Can anyone provide me with info on the lake condition? High? Muddy? Water temp? Thanks.


----------



## JJBass08 (Apr 21, 2018)

Not sure how much it changed but I was out there Monday. Water temp on main lake was 52-54 and the warmest was 58 at the shallows of a few coves. Caught several bass including a nice smallmouth by morning glory. Every cove had bass but all were tight to cover.

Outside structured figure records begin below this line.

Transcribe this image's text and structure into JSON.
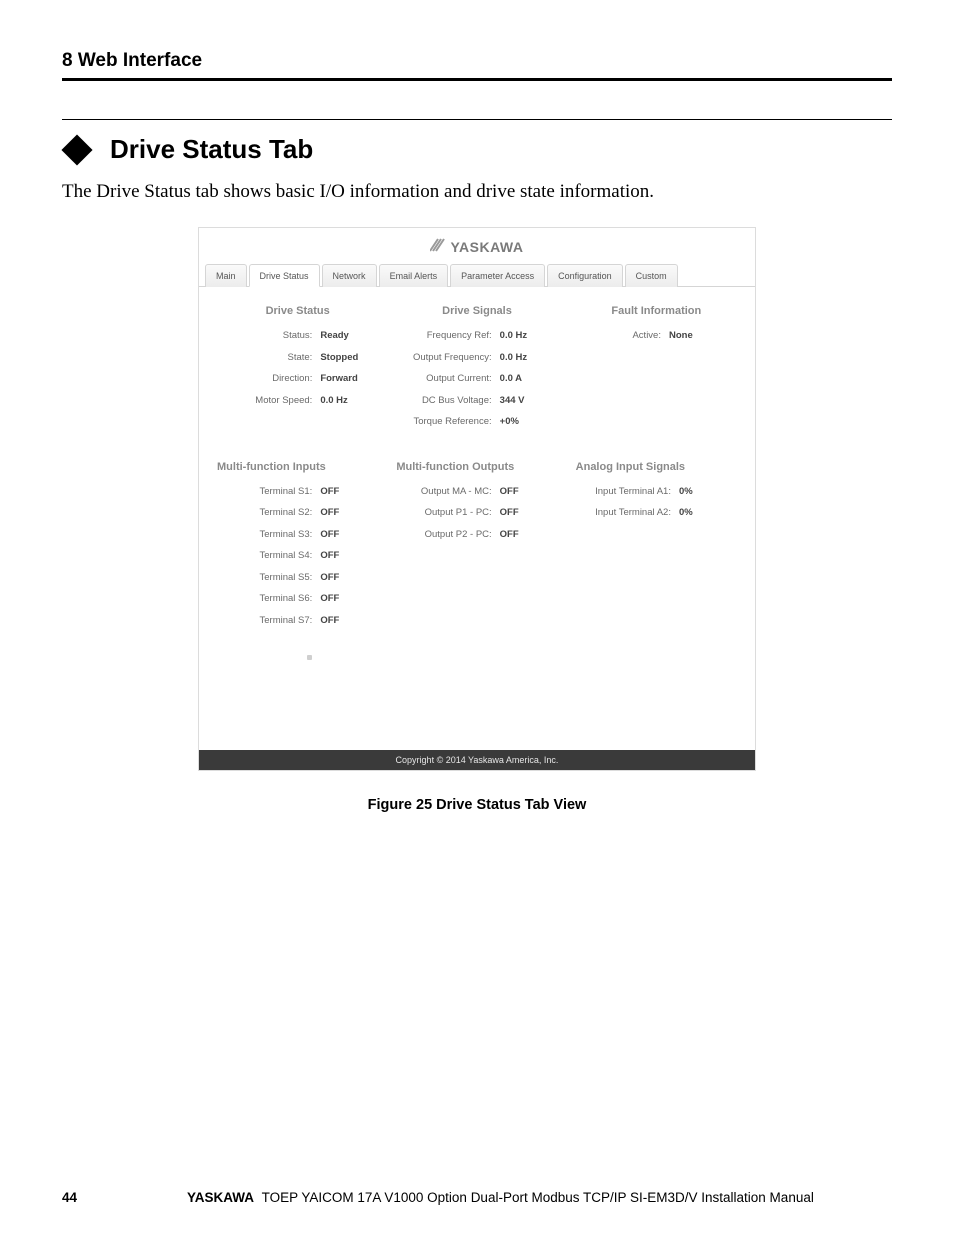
{
  "header": {
    "chapter": "8  Web Interface"
  },
  "section": {
    "title": "Drive Status Tab"
  },
  "body": {
    "text": "The Drive Status tab shows basic I/O information and drive state information."
  },
  "brand": {
    "name": "YASKAWA"
  },
  "tabs": {
    "items": [
      {
        "label": "Main"
      },
      {
        "label": "Drive Status"
      },
      {
        "label": "Network"
      },
      {
        "label": "Email Alerts"
      },
      {
        "label": "Parameter Access"
      },
      {
        "label": "Configuration"
      },
      {
        "label": "Custom"
      }
    ],
    "active_index": 1
  },
  "drive_status": {
    "title": "Drive Status",
    "rows": [
      {
        "label": "Status:",
        "value": "Ready"
      },
      {
        "label": "State:",
        "value": "Stopped"
      },
      {
        "label": "Direction:",
        "value": "Forward"
      },
      {
        "label": "Motor Speed:",
        "value": "0.0 Hz"
      }
    ]
  },
  "drive_signals": {
    "title": "Drive Signals",
    "rows": [
      {
        "label": "Frequency Ref:",
        "value": "0.0 Hz"
      },
      {
        "label": "Output Frequency:",
        "value": "0.0 Hz"
      },
      {
        "label": "Output Current:",
        "value": "0.0 A"
      },
      {
        "label": "DC Bus Voltage:",
        "value": "344 V"
      },
      {
        "label": "Torque Reference:",
        "value": "+0%"
      }
    ]
  },
  "fault_info": {
    "title": "Fault Information",
    "rows": [
      {
        "label": "Active:",
        "value": "None"
      }
    ]
  },
  "mfi": {
    "title": "Multi-function Inputs",
    "rows": [
      {
        "label": "Terminal S1:",
        "value": "OFF"
      },
      {
        "label": "Terminal S2:",
        "value": "OFF"
      },
      {
        "label": "Terminal S3:",
        "value": "OFF"
      },
      {
        "label": "Terminal S4:",
        "value": "OFF"
      },
      {
        "label": "Terminal S5:",
        "value": "OFF"
      },
      {
        "label": "Terminal S6:",
        "value": "OFF"
      },
      {
        "label": "Terminal S7:",
        "value": "OFF"
      }
    ]
  },
  "mfo": {
    "title": "Multi-function Outputs",
    "rows": [
      {
        "label": "Output MA - MC:",
        "value": "OFF"
      },
      {
        "label": "Output P1 - PC:",
        "value": "OFF"
      },
      {
        "label": "Output P2 - PC:",
        "value": "OFF"
      }
    ]
  },
  "analog": {
    "title": "Analog Input Signals",
    "rows": [
      {
        "label": "Input Terminal A1:",
        "value": "0%"
      },
      {
        "label": "Input Terminal A2:",
        "value": "0%"
      }
    ]
  },
  "copyright": {
    "text": "Copyright © 2014 Yaskawa America, Inc."
  },
  "caption": {
    "text": "Figure 25   Drive Status Tab View"
  },
  "footer": {
    "page": "44",
    "brand": "YASKAWA",
    "text": " TOEP YAICOM 17A V1000 Option Dual-Port Modbus TCP/IP SI-EM3D/V Installation Manual"
  },
  "colors": {
    "text": "#000000",
    "muted": "#6a6a6a",
    "section_head": "#8a8a8a",
    "copyright_bg": "#3a3a3a"
  }
}
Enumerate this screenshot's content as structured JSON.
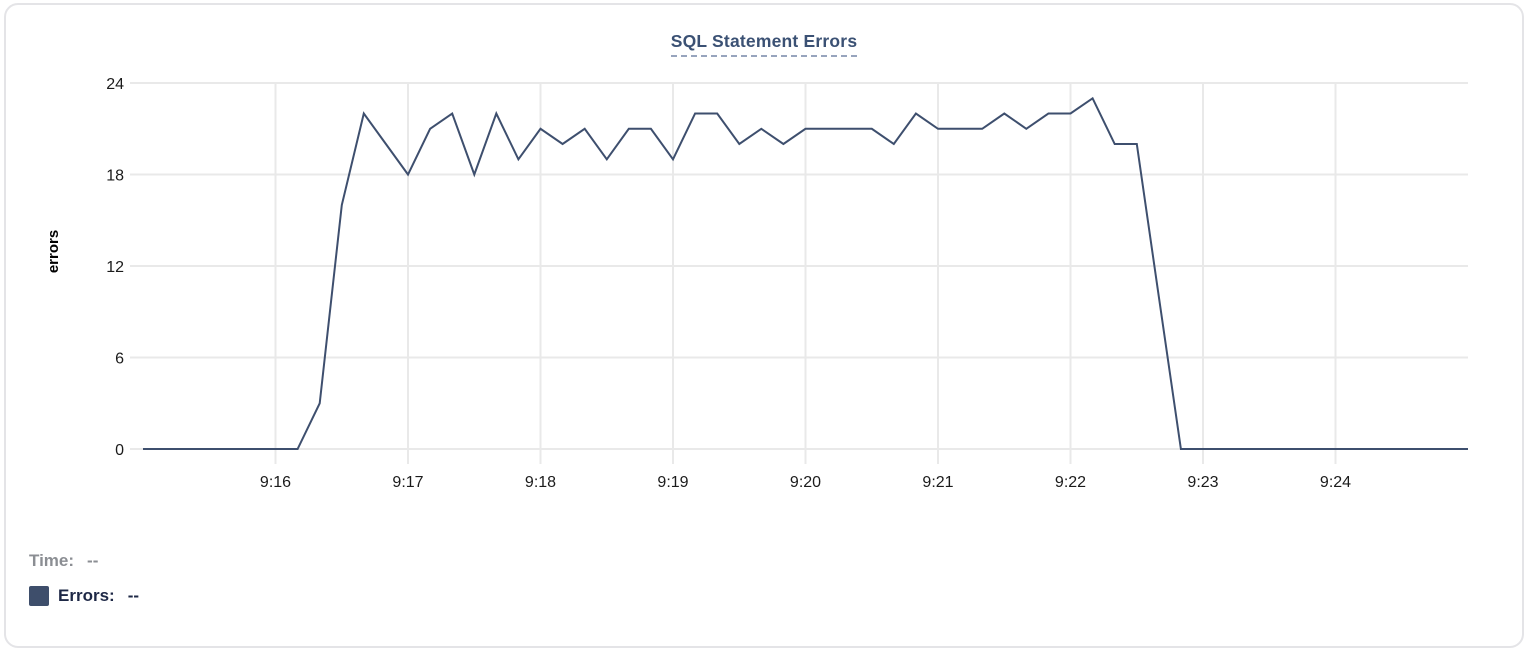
{
  "card": {
    "title": "SQL Statement Errors"
  },
  "readouts": {
    "time_label": "Time:",
    "time_value": "--",
    "errors_label": "Errors:",
    "errors_value": "--"
  },
  "colors": {
    "series_line": "#3e4f6e",
    "legend_swatch": "#3e4e6b",
    "title_text": "#3b5174",
    "title_underline": "#97a4bd",
    "gridline": "#e9e9e9",
    "axis_text": "#1b1b1b",
    "time_readout_text": "#8b8e93",
    "errors_readout_text": "#1e2846",
    "card_border": "#e4e4e7"
  },
  "chart_data": {
    "type": "line",
    "title": "SQL Statement Errors",
    "xlabel": "",
    "ylabel": "errors",
    "ylim": [
      0,
      24
    ],
    "y_ticks": [
      0,
      6,
      12,
      18,
      24
    ],
    "x_tick_labels": [
      "9:16",
      "9:17",
      "9:18",
      "9:19",
      "9:20",
      "9:21",
      "9:22",
      "9:23",
      "9:24"
    ],
    "x_start": "9:15:00",
    "x_end": "9:25:00",
    "x_step_seconds": 10,
    "grid": true,
    "legend_position": "bottom",
    "series": [
      {
        "name": "Errors",
        "color": "#3e4f6e",
        "values": [
          0,
          0,
          0,
          0,
          0,
          0,
          0,
          0,
          3,
          16,
          22,
          20,
          18,
          21,
          22,
          18,
          22,
          19,
          21,
          20,
          21,
          19,
          21,
          21,
          19,
          22,
          22,
          20,
          21,
          20,
          21,
          21,
          21,
          21,
          20,
          22,
          21,
          21,
          21,
          22,
          21,
          22,
          22,
          23,
          20,
          20,
          10,
          0,
          0,
          0,
          0,
          0,
          0,
          0,
          0,
          0,
          0,
          0,
          0,
          0,
          0
        ]
      }
    ]
  }
}
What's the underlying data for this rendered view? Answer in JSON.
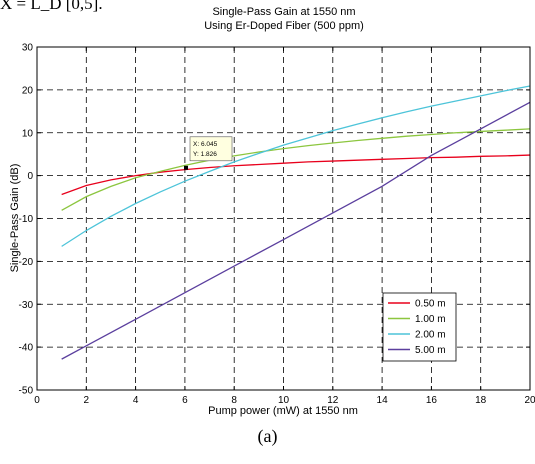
{
  "page": {
    "top_fragment": "X = L_D [0,5].",
    "caption": "(a)"
  },
  "chart_data": {
    "type": "line",
    "title": "Single-Pass Gain at 1550 nm",
    "subtitle": "Using Er-Doped Fiber (500 ppm)",
    "xlabel": "Pump power (mW) at 1550 nm",
    "ylabel": "Single-Pass Gain (dB)",
    "xlim": [
      0,
      20
    ],
    "ylim": [
      -50,
      30
    ],
    "xticks": [
      "0",
      "2",
      "4",
      "6",
      "8",
      "10",
      "12",
      "14",
      "16",
      "18",
      "20"
    ],
    "yticks": [
      "-50",
      "-40",
      "-30",
      "-20",
      "-10",
      "0",
      "10",
      "20",
      "30"
    ],
    "grid": true,
    "legend_position": "lower-right",
    "series": [
      {
        "name": "0.50 m",
        "color": "#e8001c",
        "x": [
          1,
          2,
          3,
          4,
          5,
          6,
          7,
          8,
          9,
          10,
          11,
          12,
          13,
          14,
          15,
          16,
          17,
          18,
          19,
          20
        ],
        "y": [
          -4.4,
          -2.3,
          -1.0,
          0.0,
          0.8,
          1.4,
          1.9,
          2.3,
          2.6,
          2.9,
          3.2,
          3.4,
          3.6,
          3.8,
          4.0,
          4.2,
          4.3,
          4.5,
          4.6,
          4.8
        ]
      },
      {
        "name": "1.00 m",
        "color": "#8cc63f",
        "x": [
          1,
          2,
          3,
          4,
          5,
          6,
          7,
          8,
          9,
          10,
          11,
          12,
          13,
          14,
          15,
          16,
          17,
          18,
          19,
          20
        ],
        "y": [
          -8.1,
          -4.9,
          -2.5,
          -0.5,
          1.0,
          2.4,
          3.6,
          4.6,
          5.5,
          6.3,
          7.0,
          7.6,
          8.2,
          8.7,
          9.2,
          9.6,
          10.0,
          10.3,
          10.6,
          10.9
        ]
      },
      {
        "name": "2.00 m",
        "color": "#4dc4d9",
        "x": [
          1,
          2,
          3,
          4,
          5,
          6,
          7,
          8,
          9,
          10,
          11,
          12,
          13,
          14,
          15,
          16,
          17,
          18,
          19,
          20
        ],
        "y": [
          -16.5,
          -12.8,
          -9.5,
          -6.5,
          -3.8,
          -1.3,
          1.0,
          3.2,
          5.2,
          7.1,
          8.8,
          10.5,
          12.0,
          13.5,
          14.9,
          16.2,
          17.4,
          18.6,
          19.8,
          20.9
        ]
      },
      {
        "name": "5.00 m",
        "color": "#5b3f9e",
        "x": [
          1,
          2,
          4,
          6,
          8,
          10,
          12,
          14,
          16,
          18,
          20
        ],
        "y": [
          -42.8,
          -39.7,
          -33.5,
          -27.3,
          -21.1,
          -14.9,
          -8.7,
          -2.5,
          4.7,
          10.9,
          17.1
        ]
      }
    ],
    "annotation": {
      "x": 6.045,
      "y": 1.826,
      "lines": [
        "X: 6.045",
        "Y: 1.826"
      ]
    }
  }
}
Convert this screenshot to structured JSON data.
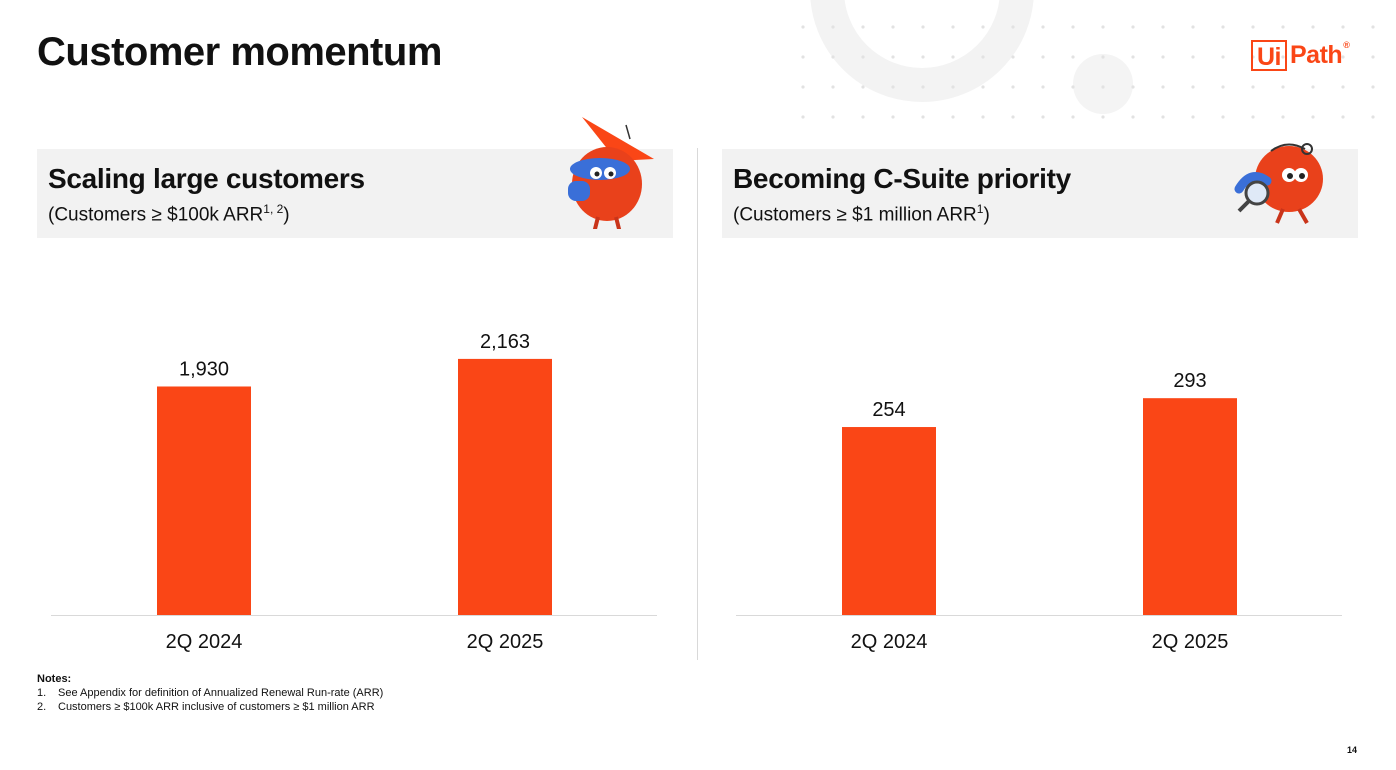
{
  "page": {
    "title": "Customer momentum",
    "page_number": "14"
  },
  "logo": {
    "box_text": "Ui",
    "text": "Path",
    "reg": "®"
  },
  "colors": {
    "accent": "#fa4616",
    "panel_bg": "#f2f2f2",
    "axis": "#d9d9d9"
  },
  "panels": [
    {
      "title": "Scaling large customers",
      "subtitle_text": "(Customers ≥ $100k ARR",
      "subtitle_sup": "1, 2",
      "subtitle_end": ")",
      "mascot_icon": "robot-mascot-graduation-cap-icon"
    },
    {
      "title": "Becoming C-Suite priority",
      "subtitle_text": "(Customers ≥ $1 million ARR",
      "subtitle_sup": "1",
      "subtitle_end": ")",
      "mascot_icon": "robot-mascot-magnifier-icon"
    }
  ],
  "chart_data": [
    {
      "type": "bar",
      "title": "Scaling large customers",
      "subtitle": "(Customers ≥ $100k ARR1, 2)",
      "categories": [
        "2Q 2024",
        "2Q 2025"
      ],
      "values": [
        1930,
        2163
      ],
      "value_labels": [
        "1,930",
        "2,163"
      ],
      "ylim": [
        0,
        2500
      ],
      "xlabel": "",
      "ylabel": "",
      "grid": false,
      "legend": "none"
    },
    {
      "type": "bar",
      "title": "Becoming C-Suite priority",
      "subtitle": "(Customers ≥ $1 million ARR1)",
      "categories": [
        "2Q 2024",
        "2Q 2025"
      ],
      "values": [
        254,
        293
      ],
      "value_labels": [
        "254",
        "293"
      ],
      "ylim": [
        0,
        400
      ],
      "xlabel": "",
      "ylabel": "",
      "grid": false,
      "legend": "none"
    }
  ],
  "notes": {
    "title": "Notes:",
    "items": [
      {
        "num": "1.",
        "text": "See Appendix for definition of Annualized Renewal Run-rate (ARR)"
      },
      {
        "num": "2.",
        "text": "Customers ≥ $100k ARR inclusive of customers ≥ $1 million ARR"
      }
    ]
  }
}
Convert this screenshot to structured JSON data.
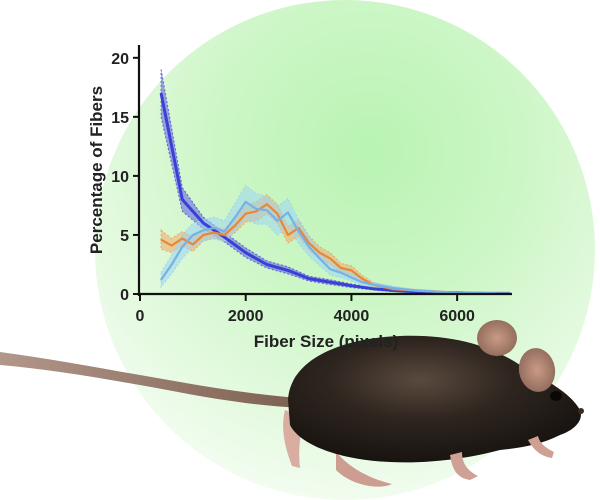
{
  "chart_data": {
    "type": "line",
    "title": "",
    "xlabel": "Fiber Size (pixels)",
    "ylabel": "Percentage of Fibers",
    "xlim": [
      0,
      7000
    ],
    "ylim": [
      0,
      21
    ],
    "xticks": [
      0,
      2000,
      4000,
      6000
    ],
    "yticks": [
      0,
      5,
      10,
      15,
      20
    ],
    "xtick_labels": [
      "0",
      "2000",
      "4000",
      "6000"
    ],
    "ytick_labels": [
      "0",
      "5",
      "10",
      "15",
      "20"
    ],
    "grid": false,
    "legend": "none",
    "series": [
      {
        "color": "#3b3fd6",
        "band_color": "#5b5fe0",
        "x": [
          400,
          800,
          1200,
          1600,
          2000,
          2400,
          2800,
          3200,
          3600,
          4000,
          4400,
          4800,
          5200,
          5600,
          6000,
          6400,
          6800,
          7000
        ],
        "y": [
          17,
          8,
          6,
          4.8,
          3.5,
          2.5,
          2.0,
          1.3,
          1.0,
          0.7,
          0.45,
          0.3,
          0.2,
          0.1,
          0.1,
          0.05,
          0.05,
          0.05
        ],
        "err": [
          2.0,
          1.0,
          0.5,
          0.4,
          0.4,
          0.3,
          0.3,
          0.2,
          0.2,
          0.15,
          0.1,
          0.1,
          0.08,
          0.05,
          0.05,
          0.03,
          0.03,
          0.03
        ]
      },
      {
        "color": "#e8873a",
        "band_color": "#f3a868",
        "x": [
          400,
          600,
          800,
          1000,
          1200,
          1400,
          1600,
          1800,
          2000,
          2200,
          2400,
          2600,
          2800,
          3000,
          3200,
          3400,
          3600,
          3800,
          4000,
          4200,
          4400,
          4800,
          5200,
          5600,
          6000,
          6400,
          6800,
          7000
        ],
        "y": [
          4.6,
          4.1,
          4.7,
          4.2,
          5.0,
          5.2,
          5.0,
          5.8,
          6.8,
          7.0,
          7.6,
          6.8,
          5.0,
          5.6,
          4.3,
          3.5,
          3.0,
          2.2,
          2.0,
          1.3,
          0.8,
          0.4,
          0.3,
          0.2,
          0.1,
          0.1,
          0.05,
          0.05
        ],
        "err": [
          0.8,
          0.6,
          0.6,
          0.6,
          0.5,
          0.5,
          0.5,
          0.6,
          0.7,
          0.8,
          0.8,
          0.8,
          0.7,
          0.7,
          0.6,
          0.5,
          0.5,
          0.4,
          0.4,
          0.3,
          0.2,
          0.15,
          0.1,
          0.08,
          0.05,
          0.05,
          0.03,
          0.03
        ]
      },
      {
        "color": "#72b3e8",
        "band_color": "#9fd3f3",
        "x": [
          400,
          600,
          800,
          1000,
          1200,
          1400,
          1600,
          1800,
          2000,
          2200,
          2400,
          2600,
          2800,
          3000,
          3200,
          3400,
          3600,
          3800,
          4000,
          4200,
          4400,
          4800,
          5200,
          5600,
          6000,
          6400,
          6800,
          7000
        ],
        "y": [
          1.2,
          2.5,
          4.0,
          5.0,
          5.4,
          5.6,
          5.3,
          6.5,
          7.8,
          7.2,
          7.1,
          6.2,
          6.9,
          5.3,
          4.0,
          3.0,
          2.1,
          1.8,
          1.4,
          1.0,
          0.8,
          0.5,
          0.3,
          0.2,
          0.1,
          0.1,
          0.05,
          0.05
        ],
        "err": [
          0.6,
          0.8,
          1.0,
          1.0,
          0.9,
          0.9,
          0.9,
          1.2,
          1.4,
          1.3,
          1.2,
          1.2,
          1.2,
          1.0,
          0.8,
          0.6,
          0.5,
          0.4,
          0.3,
          0.3,
          0.2,
          0.15,
          0.1,
          0.08,
          0.05,
          0.05,
          0.03,
          0.03
        ]
      }
    ]
  },
  "colors": {
    "background_circle": "#c8f5c2",
    "axis": "#111111",
    "mouse_fur": "#2b221c",
    "mouse_tail": "#9a7a68"
  }
}
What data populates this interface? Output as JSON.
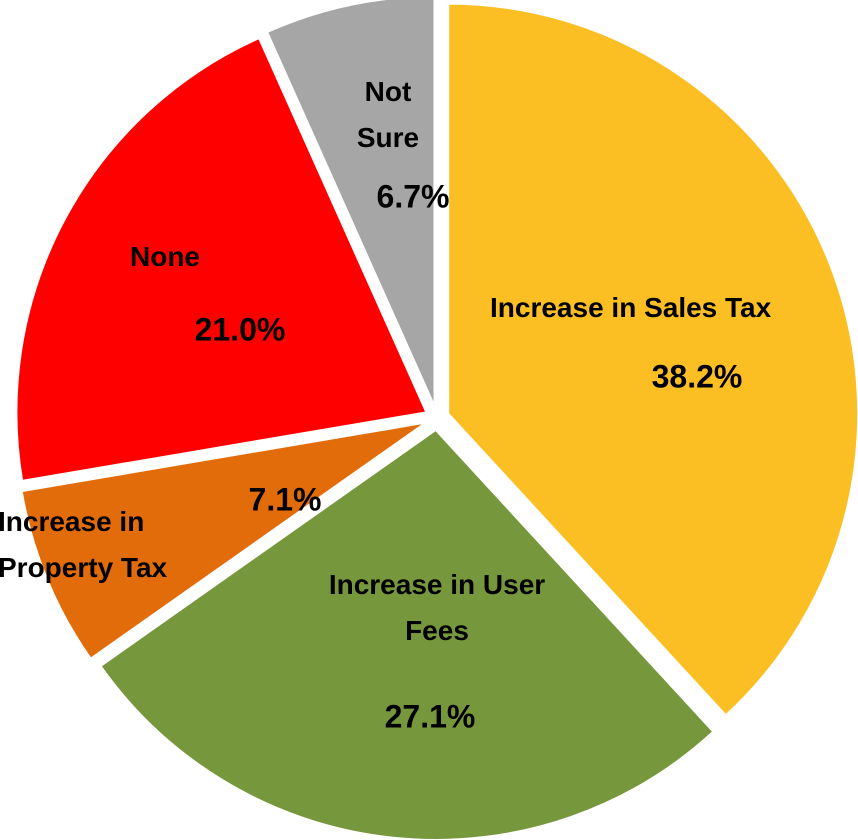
{
  "chart_data": {
    "type": "pie",
    "categories": [
      "Increase in Sales Tax",
      "Increase in User Fees",
      "Increase in Property Tax",
      "None",
      "Not Sure"
    ],
    "values": [
      38.2,
      27.1,
      7.1,
      21.0,
      6.7
    ],
    "value_labels": [
      "38.2%",
      "27.1%",
      "7.1%",
      "21.0%",
      "6.7%"
    ],
    "colors": [
      "#fbbf24",
      "#77973d",
      "#e36c0a",
      "#ff0000",
      "#a6a6a6"
    ]
  }
}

Water was up a little but not horrible.


----------



## alaskanguide80 (Apr 19, 2011)

I had 56 degrees in cabin bay water was up all fish caught in 8 to 12 ft of water


----------



## BABS (Feb 4, 2005)

Thanks looking to do some shore line fishing Sunday and was wondering if water was to high


----------



## Marc_Grattan (Nov 19, 2005)

Any weeds growing there this year?


----------



## BABS (Feb 4, 2005)

No weeds growing yet. I fished on Sunday from 3-6PM. The lake was still very high(my guess 3-4' above pool) but water was warmer.(55-56 degrees). I caught 5 Crappie. 2 had eggs. Maybe next week I will get out on the boat.


----------



## Salamander (Apr 11, 2004)

BABS said:


> No weeds growing yet. I fished on Sunday from 3-6PM. The lake was still very high(my guess 3-4' above pool) but water was warmer.(55-56 degrees). I caught 5 Crappie. 2 had eggs. Maybe next week I will get out on the boat.


Thanks for the update BABS!


----------